Does anyone have any suggestions about how you successfully work occasional indulgences into your healthy lifestyle? I don’t want to deprive myself, but I seem to be either fully “on” (eating 100% healthy) or fully “off” (Binge City!), with no ability to be in between.

That is how many pounds I’ve gained in like a month.

Lets see, how could this have happened…?  Maybe it was the Ben & Jerry’s last night, or the 14-inch long calzone I had for lunch on Tuesday.  Or, it could have been the sushi feast I had a couple of days ago.  When I think about each day, its like I’ve been eating as if it is my last day on this planet.  What gives??

I know I’m under stress.  I started grad school this week, and that opened a huge emotional can of worms.  It brought up all my past wounds about school & college, as well as fears about doing well academically and fitting in socially.  That explains the pizza - I was seeking comfort.  I also finished my sucky job last week to start my good job next week.  I’m a little bit afraid, but mostly just happy about that.  That explains all the sweets - its a celebration!

I know what I need to do.  I’ll drop half this weight in a week if I just get back on the program!  I need to put together a solid plan, and do some prep cooking tomorrow so I’ll have healthy foods at hand.

On another note, I’m so excited to be starting this new job next week.  It is my dream job!  Close to home, it pays well, and it is doing exactly what I’ve always wanted to do.  Yay!!

So what do I do with the leftover ice cream in the freezer?  Seems like such a waste to toss it out.  Maybe one final hurrah would help me to feel closure.  Or would I just be feeding the devil inside?  Hrm….

School

July 10th, 2008

I started grad school last night.  It was fun, but I’m terrified.  If I take one class at a time it will be almost 2013 by the time I’m done.  I don’t know if this is worth it.

I loved this show and I just learned that we’re in for more after rumors that the show had been permanently cancelled.  Yay!
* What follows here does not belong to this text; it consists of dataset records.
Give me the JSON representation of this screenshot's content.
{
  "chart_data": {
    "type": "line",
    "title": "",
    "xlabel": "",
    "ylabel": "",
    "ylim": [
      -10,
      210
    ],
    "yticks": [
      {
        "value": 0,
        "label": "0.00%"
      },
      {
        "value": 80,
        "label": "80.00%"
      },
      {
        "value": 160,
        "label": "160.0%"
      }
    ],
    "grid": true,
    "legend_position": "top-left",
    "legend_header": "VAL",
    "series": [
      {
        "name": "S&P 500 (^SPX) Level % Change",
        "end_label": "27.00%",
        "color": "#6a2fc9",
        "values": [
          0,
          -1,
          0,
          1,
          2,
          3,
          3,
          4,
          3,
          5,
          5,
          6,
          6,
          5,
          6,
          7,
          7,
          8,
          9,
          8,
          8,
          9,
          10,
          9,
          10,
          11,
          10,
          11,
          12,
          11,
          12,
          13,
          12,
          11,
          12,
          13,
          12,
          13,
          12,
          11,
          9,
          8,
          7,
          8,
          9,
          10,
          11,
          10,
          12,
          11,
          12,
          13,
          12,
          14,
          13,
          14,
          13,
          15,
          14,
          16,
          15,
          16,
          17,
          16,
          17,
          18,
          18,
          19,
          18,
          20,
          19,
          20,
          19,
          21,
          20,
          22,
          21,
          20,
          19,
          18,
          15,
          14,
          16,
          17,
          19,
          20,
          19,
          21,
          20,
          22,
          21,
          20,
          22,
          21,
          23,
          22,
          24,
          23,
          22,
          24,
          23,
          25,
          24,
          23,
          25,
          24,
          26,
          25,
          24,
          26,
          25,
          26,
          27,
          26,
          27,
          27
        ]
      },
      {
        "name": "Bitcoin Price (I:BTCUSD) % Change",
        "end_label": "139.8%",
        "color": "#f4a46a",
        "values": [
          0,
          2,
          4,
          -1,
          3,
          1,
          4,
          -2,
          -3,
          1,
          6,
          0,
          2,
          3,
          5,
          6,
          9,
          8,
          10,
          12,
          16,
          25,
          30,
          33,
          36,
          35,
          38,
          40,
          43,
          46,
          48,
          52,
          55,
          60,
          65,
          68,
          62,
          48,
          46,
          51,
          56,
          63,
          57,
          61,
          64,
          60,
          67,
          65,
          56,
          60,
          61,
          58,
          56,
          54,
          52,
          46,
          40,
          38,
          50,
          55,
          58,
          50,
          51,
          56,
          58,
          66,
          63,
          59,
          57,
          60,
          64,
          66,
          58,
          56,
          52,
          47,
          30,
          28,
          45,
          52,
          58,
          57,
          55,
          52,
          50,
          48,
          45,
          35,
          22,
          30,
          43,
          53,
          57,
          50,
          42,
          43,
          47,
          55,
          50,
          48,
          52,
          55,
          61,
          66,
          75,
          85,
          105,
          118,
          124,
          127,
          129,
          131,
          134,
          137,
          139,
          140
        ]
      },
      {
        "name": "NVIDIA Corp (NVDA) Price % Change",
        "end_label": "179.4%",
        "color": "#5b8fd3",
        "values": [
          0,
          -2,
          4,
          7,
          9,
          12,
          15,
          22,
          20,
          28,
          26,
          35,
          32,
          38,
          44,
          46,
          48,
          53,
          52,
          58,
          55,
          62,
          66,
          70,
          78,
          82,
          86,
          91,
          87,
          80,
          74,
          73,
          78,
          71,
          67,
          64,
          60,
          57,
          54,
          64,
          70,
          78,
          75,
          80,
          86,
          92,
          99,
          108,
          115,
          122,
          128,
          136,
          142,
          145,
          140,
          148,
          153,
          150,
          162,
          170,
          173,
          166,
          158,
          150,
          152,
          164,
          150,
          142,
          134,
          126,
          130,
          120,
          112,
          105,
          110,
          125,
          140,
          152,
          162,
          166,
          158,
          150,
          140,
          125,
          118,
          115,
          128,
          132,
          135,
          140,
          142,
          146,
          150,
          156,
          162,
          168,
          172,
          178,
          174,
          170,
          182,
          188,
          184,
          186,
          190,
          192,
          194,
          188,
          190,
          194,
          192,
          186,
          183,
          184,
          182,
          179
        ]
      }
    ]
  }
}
On a totally separate topic, I am interested that the media is all abuzz that keeping a detailed food journal is key to weight loss.  Funny, all of us in the 3fc community already knew that.
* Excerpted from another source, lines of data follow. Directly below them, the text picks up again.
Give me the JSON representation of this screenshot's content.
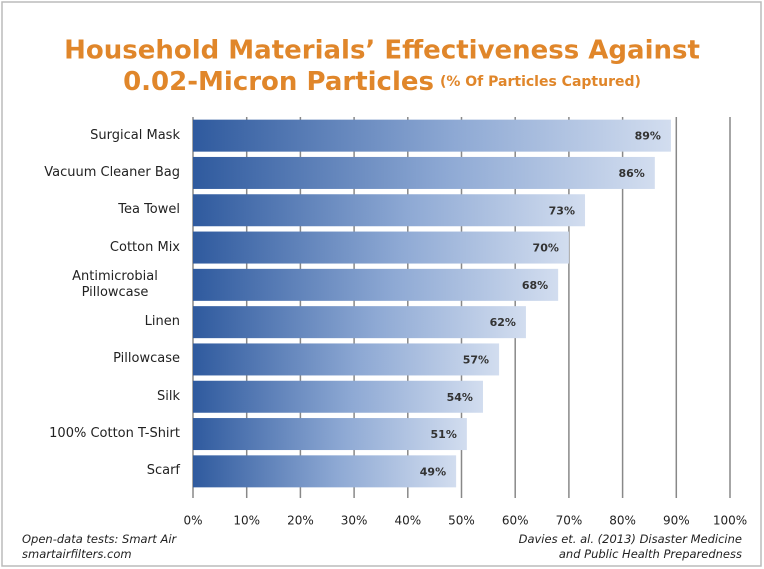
{
  "chart_data": {
    "type": "bar",
    "orientation": "horizontal",
    "title": "Household Materials’ Effectiveness Against",
    "title_line2": "0.02-Micron Particles",
    "subtitle": "(% Of Particles Captured)",
    "categories": [
      "Surgical Mask",
      "Vacuum Cleaner Bag",
      "Tea Towel",
      "Cotton Mix",
      "Antimicrobial Pillowcase",
      "Linen",
      "Pillowcase",
      "Silk",
      "100% Cotton T-Shirt",
      "Scarf"
    ],
    "values": [
      89,
      86,
      73,
      70,
      68,
      62,
      57,
      54,
      51,
      49
    ],
    "value_labels": [
      "89%",
      "86%",
      "73%",
      "70%",
      "68%",
      "62%",
      "57%",
      "54%",
      "51%",
      "49%"
    ],
    "xlim": [
      0,
      100
    ],
    "xticks": [
      {
        "value": 0,
        "label": "0%"
      },
      {
        "value": 10,
        "label": "10%"
      },
      {
        "value": 20,
        "label": "20%"
      },
      {
        "value": 30,
        "label": "30%"
      },
      {
        "value": 40,
        "label": "40%"
      },
      {
        "value": 50,
        "label": "50%"
      },
      {
        "value": 60,
        "label": "60%"
      },
      {
        "value": 70,
        "label": "70%"
      },
      {
        "value": 80,
        "label": "80%"
      },
      {
        "value": 90,
        "label": "90%"
      },
      {
        "value": 100,
        "label": "100%"
      }
    ],
    "grid": true,
    "notes_left": [
      "Open-data tests: Smart Air",
      "smartairfilters.com"
    ],
    "notes_right": [
      "Davies et. al. (2013) Disaster Medicine",
      "and Public Health Preparedness"
    ]
  }
}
Sort of ironic, though, how even though I KNOW this to be true I still don’t maintain a food journal.

I am pleased to announce…

June 23rd, 2008

I got a new job!  More money, better title & closer to home.  Could not be better.  And the timing is great too, as things suck as much as ever at my current job.  Now I just have to endure the pain of the 2-week notice period, and it will be o.v.e.r!

I had a long talk with a colleague who was my original manager when I joined the company.  She confirmed that I’m not the insane one, and that things really are whacky with the company and also with all of the new managers they’ve hired (specifically the one I report to).

It took a lot of the pressure off, because once I could accept that it was not about me and there was really not much I could do to fix it, I now feel free to just sit back, do the job they want me to do, and collect my paycheck.  So that is still not ideal, but its better.

And then that same colleague who comforted me got so frustrated herself that she quit last week.  So now I feel a bit saner, but its totally lonely without this friend and coworker around.  Nobody else ‘gets’ me.

I’m still looking for a new job - something that will work better longer term.  I have one possibility right now, but not much else.  The economy is a killer.  And, the opportunity from back in April did not work out obviously, but I think it was for the best.